Digamos que nunca he conseguido superar el síndrome del deportista frustrado.
Quiero decir: la mayoría de periodistas especializados en los Deportes venimos de un lugar común, venimos del desencanto. Muchos quisimos ser futbolistas, tenistas, atletas, baloncestistas, héroes de pantalón corto.
Me incluyo entre aquellos que le observan con la mirada torva y un punto de envidia
Lo intentamos, claro que sí, pero claro que no: nuestro talento como deportistas no era tal, no daba para tanto.
–El de ahí arriba no nos había tocado con la varita –que diría María Pérez.
(A ella sí la tocaron con la varita, no se cansa de repetirlo, y por eso ya tiene cuatro títulos mundiales en marcha atlética).
Lamine Yamal levanta su copa Kopa antes del partido contra la Real Sociedad
Desilusionados, los mortales solo podíamos buscar refugio en las radios (escuchábamos al butanito en la profundidad de la noche), en las retransmisiones deportivas y en las gradas de los estadios. La mayoría contemplábamos a nuestros sobrevenidos ídolos desde una distancia considerable. Los que teníamos vocación periodística, más curiosones , decidimos acercarnos un poquito más.

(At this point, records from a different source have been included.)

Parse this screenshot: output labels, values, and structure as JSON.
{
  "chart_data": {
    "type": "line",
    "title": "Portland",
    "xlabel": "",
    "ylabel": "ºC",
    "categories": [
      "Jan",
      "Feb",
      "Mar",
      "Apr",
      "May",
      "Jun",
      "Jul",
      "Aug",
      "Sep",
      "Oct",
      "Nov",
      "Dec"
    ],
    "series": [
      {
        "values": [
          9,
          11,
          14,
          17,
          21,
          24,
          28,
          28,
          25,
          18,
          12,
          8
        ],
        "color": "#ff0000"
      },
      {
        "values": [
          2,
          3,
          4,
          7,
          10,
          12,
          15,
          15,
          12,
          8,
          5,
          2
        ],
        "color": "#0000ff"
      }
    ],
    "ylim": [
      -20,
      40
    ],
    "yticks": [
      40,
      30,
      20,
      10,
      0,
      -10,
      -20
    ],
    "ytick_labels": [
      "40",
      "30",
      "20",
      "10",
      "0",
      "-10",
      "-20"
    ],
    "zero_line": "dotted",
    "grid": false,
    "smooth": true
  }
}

Quiero decir: acercarnos a los ídolos.
Me incluyo entre aquellos que lo hacen con la mirada torva y un punto de envidia. Nos hubiera gustado ser uno de ellos, qué se le va a hacer.
En las sobremesas, cuando me preguntan por Lamine Yamal, me explayo, digo todo lo que me sale de dentro, y algunos de esos pensamientos son negativos, supongo que condicionados por las circunstancias de las que le hablado, la mirada torva y todo eso.

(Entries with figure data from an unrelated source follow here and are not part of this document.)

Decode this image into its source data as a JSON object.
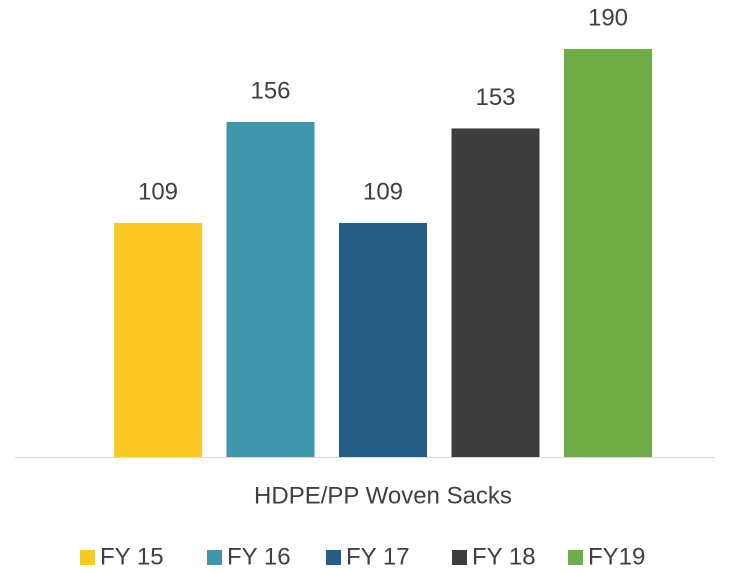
{
  "chart_data": {
    "type": "bar",
    "categories": [
      "HDPE/PP Woven Sacks"
    ],
    "series": [
      {
        "name": "FY 15",
        "color": "#fcc823",
        "values": [
          109
        ]
      },
      {
        "name": "FY 16",
        "color": "#3f97ab",
        "values": [
          156
        ]
      },
      {
        "name": "FY 17",
        "color": "#255e86",
        "values": [
          109
        ]
      },
      {
        "name": "FY 18",
        "color": "#3d3d3d",
        "values": [
          153
        ]
      },
      {
        "name": "FY19",
        "color": "#70ad47",
        "values": [
          190
        ]
      }
    ],
    "ylim": [
      0,
      200
    ],
    "legend": "bottom"
  }
}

Si arranco el discurso, digo que me fascina el fútbol de Lamine Yamal, su jugueteo con el rival y la capacidad de simplificar acciones extraordinariamente complejas, pero que me ofenden sus maneras y que me ruboriza su entorno. Me enervan las fiestas en las que contrata a enanos o el aire de superioridad con el que se maneja en la absurda gala del Balón de Oro (pues es absurda la concesión de un premio individual en un deporte de equipo).

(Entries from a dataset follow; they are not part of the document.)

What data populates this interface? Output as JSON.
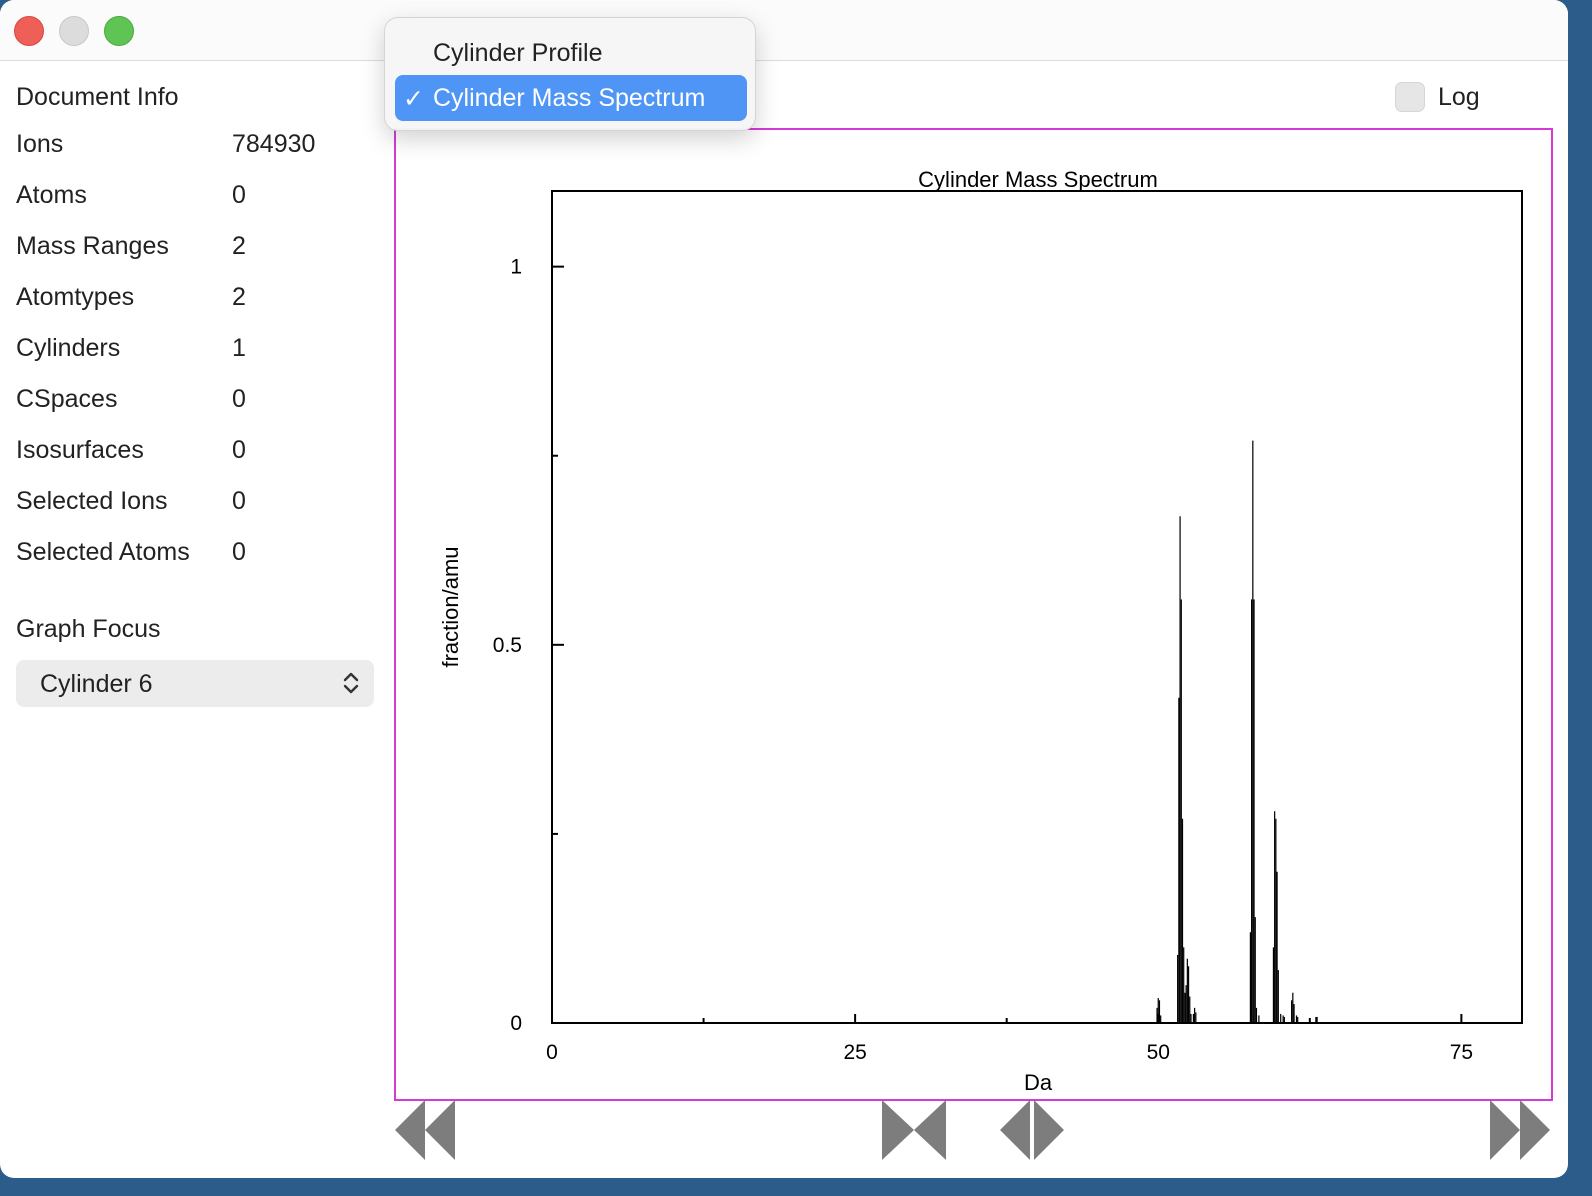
{
  "document_info": {
    "title": "Document Info",
    "rows": [
      {
        "label": "Ions",
        "value": "784930"
      },
      {
        "label": "Atoms",
        "value": "0"
      },
      {
        "label": "Mass Ranges",
        "value": "2"
      },
      {
        "label": "Atomtypes",
        "value": "2"
      },
      {
        "label": "Cylinders",
        "value": "1"
      },
      {
        "label": "CSpaces",
        "value": "0"
      },
      {
        "label": "Isosurfaces",
        "value": "0"
      },
      {
        "label": "Selected Ions",
        "value": "0"
      },
      {
        "label": "Selected Atoms",
        "value": "0"
      }
    ]
  },
  "graph_focus": {
    "title": "Graph Focus",
    "selected": "Cylinder 6"
  },
  "log_toggle": {
    "label": "Log",
    "checked": false
  },
  "plot_menu": {
    "items": [
      {
        "label": "Cylinder Profile",
        "checked": false
      },
      {
        "label": "Cylinder Mass Spectrum",
        "checked": true
      }
    ],
    "check_glyph": "✓"
  },
  "colors": {
    "selection": "#4f95f5",
    "chart_border": "#d63ad6",
    "close": "#ee5f58",
    "maximize": "#5fc454"
  },
  "chart_data": {
    "type": "bar",
    "title": "Cylinder Mass Spectrum",
    "xlabel": "Da",
    "ylabel": "fraction/amu",
    "xlim": [
      0,
      80
    ],
    "ylim": [
      0,
      1.1
    ],
    "x_ticks": [
      0,
      25,
      50,
      75
    ],
    "x_minor_ticks": [
      12.5,
      37.5,
      62.5
    ],
    "y_ticks": [
      0,
      0.5,
      1
    ],
    "y_tick_labels": [
      "0",
      "0.5",
      "1"
    ],
    "y_minor_ticks": [
      0.25,
      0.75
    ],
    "bin_width": 0.1,
    "points": [
      {
        "x": 49.9,
        "y": 0.02
      },
      {
        "x": 50.0,
        "y": 0.033
      },
      {
        "x": 50.1,
        "y": 0.03
      },
      {
        "x": 50.2,
        "y": 0.01
      },
      {
        "x": 51.6,
        "y": 0.09
      },
      {
        "x": 51.7,
        "y": 0.43
      },
      {
        "x": 51.8,
        "y": 0.67
      },
      {
        "x": 51.9,
        "y": 0.56
      },
      {
        "x": 52.0,
        "y": 0.27
      },
      {
        "x": 52.1,
        "y": 0.1
      },
      {
        "x": 52.2,
        "y": 0.04
      },
      {
        "x": 52.3,
        "y": 0.05
      },
      {
        "x": 52.4,
        "y": 0.085
      },
      {
        "x": 52.5,
        "y": 0.075
      },
      {
        "x": 52.6,
        "y": 0.035
      },
      {
        "x": 52.7,
        "y": 0.012
      },
      {
        "x": 52.9,
        "y": 0.012
      },
      {
        "x": 53.0,
        "y": 0.02
      },
      {
        "x": 53.1,
        "y": 0.014
      },
      {
        "x": 57.6,
        "y": 0.12
      },
      {
        "x": 57.7,
        "y": 0.56
      },
      {
        "x": 57.8,
        "y": 0.77
      },
      {
        "x": 57.9,
        "y": 0.56
      },
      {
        "x": 58.0,
        "y": 0.14
      },
      {
        "x": 58.1,
        "y": 0.02
      },
      {
        "x": 58.3,
        "y": 0.01
      },
      {
        "x": 59.5,
        "y": 0.1
      },
      {
        "x": 59.6,
        "y": 0.28
      },
      {
        "x": 59.7,
        "y": 0.27
      },
      {
        "x": 59.8,
        "y": 0.2
      },
      {
        "x": 59.9,
        "y": 0.07
      },
      {
        "x": 60.1,
        "y": 0.012
      },
      {
        "x": 60.3,
        "y": 0.01
      },
      {
        "x": 60.4,
        "y": 0.008
      },
      {
        "x": 61.0,
        "y": 0.03
      },
      {
        "x": 61.1,
        "y": 0.04
      },
      {
        "x": 61.2,
        "y": 0.025
      },
      {
        "x": 61.4,
        "y": 0.01
      },
      {
        "x": 61.5,
        "y": 0.008
      },
      {
        "x": 63.0,
        "y": 0.008
      },
      {
        "x": 63.1,
        "y": 0.008
      }
    ]
  }
}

Resignado, observo cómo crece la figura de este adolescente rico y buen jugador, cómo se agiganta, mientras me pregunto qué mecanismos de control manejan su entorno y su club.
No sé si existen esos mecanismos.
Si los hay, por ahora no funcionan.
Quizá, me digo, Lamine Yamal sea el producto de una sociedad que compra todo eso, compra productos excesivos.
De ser así, yo mismo, como periodista deportivo, solo puedo moverme entre la envidiosa resignación y el agradecimiento, pues todo lo que nos aporta este crío será bueno o será malo, pero nos da de qué hablar.